Jim Tackett, executive director of Forward in the Fifth, announced the award recipients and recognized members of the winning school systems at a news conference held April 21 at The Center in Somerset.

The grants represent the first LEAP grants to be awarded by Forward in the Fifth, a non-profit organization and affiliate of The Center, to engage local communities in working together to identify challenges and implement solutions to improve education.

U.S. Congressman Harold “Hal” Rogers (KY-05), who formed Forward in the Fifth with a group of regional educators, parents, and business leaders in 1986, attended the event and stressed the importance of local affiliate partnerships.

"When Forward in the Fifth was created 25 years ago, we faced much different challenges in education," Rogers said. "The high school drop-out rate was our main focus in 1986, but today, our classrooms are impacted by the drug epidemic, intense bullying and ensuring students have enough food over the weekend.

“Our teachers, administrators and community members now have a heightened awareness of all the influential factors in our students' success,” he added. “The Local Education Affiliate Program is designed to catapult specific solutions to obstacles our students face both in and out of the classroom."

According to the grant proposal, entitled “Reclaiming the Economic Viability of Our County One Student at a Time: Ending the Dropout Epidemic in Clay County,” a newly formed group of community partners and educators will work collaboratively on a comprehensive plan to raise public awareness about high school dropout prevention and help students reach their full potential.

“Clay County is in the midst of an epidemic that continues to hamper the education, health, and economic viability of the county,” instructional supervisor Dr. Deanna Stivers Allen, who wrote the grant for Clay County schools, said. “This is a new initiative that will reach into all areas of the county and into each home by targeting those families who have students that are at risk of dropping out of school.”

In the grant proposal, community leaders and educators have identified the following goals:
• develop an understanding of the dropout data and the consequences of the dropout epidemic throughout the community;
• develop a plan that will show a reduction in the dropout rate and increase in graduation rate;
• establish a Student Success Team at Clay County Middle School, Campbell Reed Alternative School, and Clay County High School;
• establish a network with others in the community to identify solutions to this epidemic;
• and develop and implement a media campaign for parents of students in grades 5-12 aimed at keeping students in school.

LEAP grants make funding available to local communities to serve as a catalyst to advance educational attainment throughout the region and help establish a county-specific group devoted solely to the improvement of education.

“Education-related issues are at the heart of many of our region’s challenges today—retention of young people, production of high quality and quantity of skilled workers, health status of today’s workforce, and career readiness,” Lonnie Lawson, president and CEO of The Center, said. “By creating a local education affiliate program, our communities are being proactive and seeking viable solutions embraced by local leaders and residents.”
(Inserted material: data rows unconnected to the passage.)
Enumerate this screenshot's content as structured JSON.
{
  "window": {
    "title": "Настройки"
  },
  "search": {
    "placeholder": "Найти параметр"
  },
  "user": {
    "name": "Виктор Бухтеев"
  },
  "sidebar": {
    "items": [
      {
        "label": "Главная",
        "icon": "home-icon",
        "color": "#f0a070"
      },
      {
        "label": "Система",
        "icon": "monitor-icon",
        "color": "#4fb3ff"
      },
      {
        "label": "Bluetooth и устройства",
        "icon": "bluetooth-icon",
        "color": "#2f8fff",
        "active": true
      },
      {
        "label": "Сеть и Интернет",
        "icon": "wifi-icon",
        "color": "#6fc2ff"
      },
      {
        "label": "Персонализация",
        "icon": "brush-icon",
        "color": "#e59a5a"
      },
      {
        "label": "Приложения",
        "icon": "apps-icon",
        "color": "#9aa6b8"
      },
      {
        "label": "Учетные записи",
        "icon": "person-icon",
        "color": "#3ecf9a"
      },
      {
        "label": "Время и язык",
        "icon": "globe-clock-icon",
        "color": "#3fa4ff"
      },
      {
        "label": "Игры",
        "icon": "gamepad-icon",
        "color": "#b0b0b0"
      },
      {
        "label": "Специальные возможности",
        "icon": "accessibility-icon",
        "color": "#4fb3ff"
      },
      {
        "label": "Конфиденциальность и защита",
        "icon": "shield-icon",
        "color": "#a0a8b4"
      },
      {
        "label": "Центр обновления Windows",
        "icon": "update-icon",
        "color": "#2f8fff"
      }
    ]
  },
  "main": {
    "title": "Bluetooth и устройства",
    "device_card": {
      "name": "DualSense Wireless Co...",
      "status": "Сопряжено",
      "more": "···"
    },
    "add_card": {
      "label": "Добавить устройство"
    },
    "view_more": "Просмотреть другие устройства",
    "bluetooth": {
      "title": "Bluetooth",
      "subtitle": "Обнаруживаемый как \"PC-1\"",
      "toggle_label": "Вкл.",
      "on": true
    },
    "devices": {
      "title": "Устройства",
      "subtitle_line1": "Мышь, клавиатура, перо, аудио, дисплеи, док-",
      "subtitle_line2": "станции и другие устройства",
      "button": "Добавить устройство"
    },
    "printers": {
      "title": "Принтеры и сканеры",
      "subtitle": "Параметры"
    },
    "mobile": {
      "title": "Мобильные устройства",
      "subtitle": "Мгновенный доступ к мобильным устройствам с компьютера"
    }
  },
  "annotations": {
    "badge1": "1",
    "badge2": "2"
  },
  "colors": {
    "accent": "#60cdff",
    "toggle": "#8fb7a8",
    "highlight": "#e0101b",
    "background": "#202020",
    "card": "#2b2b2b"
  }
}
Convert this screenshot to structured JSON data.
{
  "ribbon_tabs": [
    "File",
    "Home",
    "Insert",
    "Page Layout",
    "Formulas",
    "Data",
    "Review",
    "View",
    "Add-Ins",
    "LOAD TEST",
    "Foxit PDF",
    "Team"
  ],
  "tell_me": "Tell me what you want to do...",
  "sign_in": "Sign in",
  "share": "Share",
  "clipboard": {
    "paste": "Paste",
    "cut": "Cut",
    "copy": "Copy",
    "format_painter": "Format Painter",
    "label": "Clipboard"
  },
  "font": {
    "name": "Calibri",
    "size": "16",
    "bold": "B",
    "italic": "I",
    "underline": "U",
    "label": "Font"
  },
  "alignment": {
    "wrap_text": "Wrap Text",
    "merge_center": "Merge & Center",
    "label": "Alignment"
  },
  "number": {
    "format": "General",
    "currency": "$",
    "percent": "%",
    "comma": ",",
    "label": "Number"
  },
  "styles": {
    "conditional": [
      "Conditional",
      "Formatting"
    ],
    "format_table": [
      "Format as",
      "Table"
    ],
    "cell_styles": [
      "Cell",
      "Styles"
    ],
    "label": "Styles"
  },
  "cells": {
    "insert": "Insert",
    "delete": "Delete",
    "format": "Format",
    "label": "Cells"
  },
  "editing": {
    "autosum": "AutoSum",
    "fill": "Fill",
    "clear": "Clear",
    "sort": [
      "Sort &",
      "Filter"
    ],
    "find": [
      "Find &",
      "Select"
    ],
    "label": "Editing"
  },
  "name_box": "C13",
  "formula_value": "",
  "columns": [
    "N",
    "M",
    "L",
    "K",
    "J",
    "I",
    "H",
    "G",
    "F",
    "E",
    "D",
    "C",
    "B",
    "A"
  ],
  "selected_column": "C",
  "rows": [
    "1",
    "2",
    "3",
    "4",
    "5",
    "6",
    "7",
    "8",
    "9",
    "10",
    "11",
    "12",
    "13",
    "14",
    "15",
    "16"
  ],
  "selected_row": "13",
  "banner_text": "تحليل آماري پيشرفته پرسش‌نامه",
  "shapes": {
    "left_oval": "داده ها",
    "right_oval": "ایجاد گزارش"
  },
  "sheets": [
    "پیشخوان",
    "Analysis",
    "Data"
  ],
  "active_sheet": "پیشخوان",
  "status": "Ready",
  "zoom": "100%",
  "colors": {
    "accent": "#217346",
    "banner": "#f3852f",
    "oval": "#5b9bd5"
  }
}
“It is the responsibility of each community to increase the value of education, not just our schools,” Tackett said. “The creation of Local Education Affiliate Programs (LEAP) encourages everyone to have a vested interest in raising the educational bar by being part of the solution.”

In addition to Clay County schools, Monroe and Pulaski counties will each receive $1,500 in grant funding to address an educational challenge in the region. Each project must be completed within six months of the grant award.

More local Forward in the Fifth affiliates are expected to be created in the future as stakeholders in local communities form partnerships and additional funding support is made available to prospective applicants.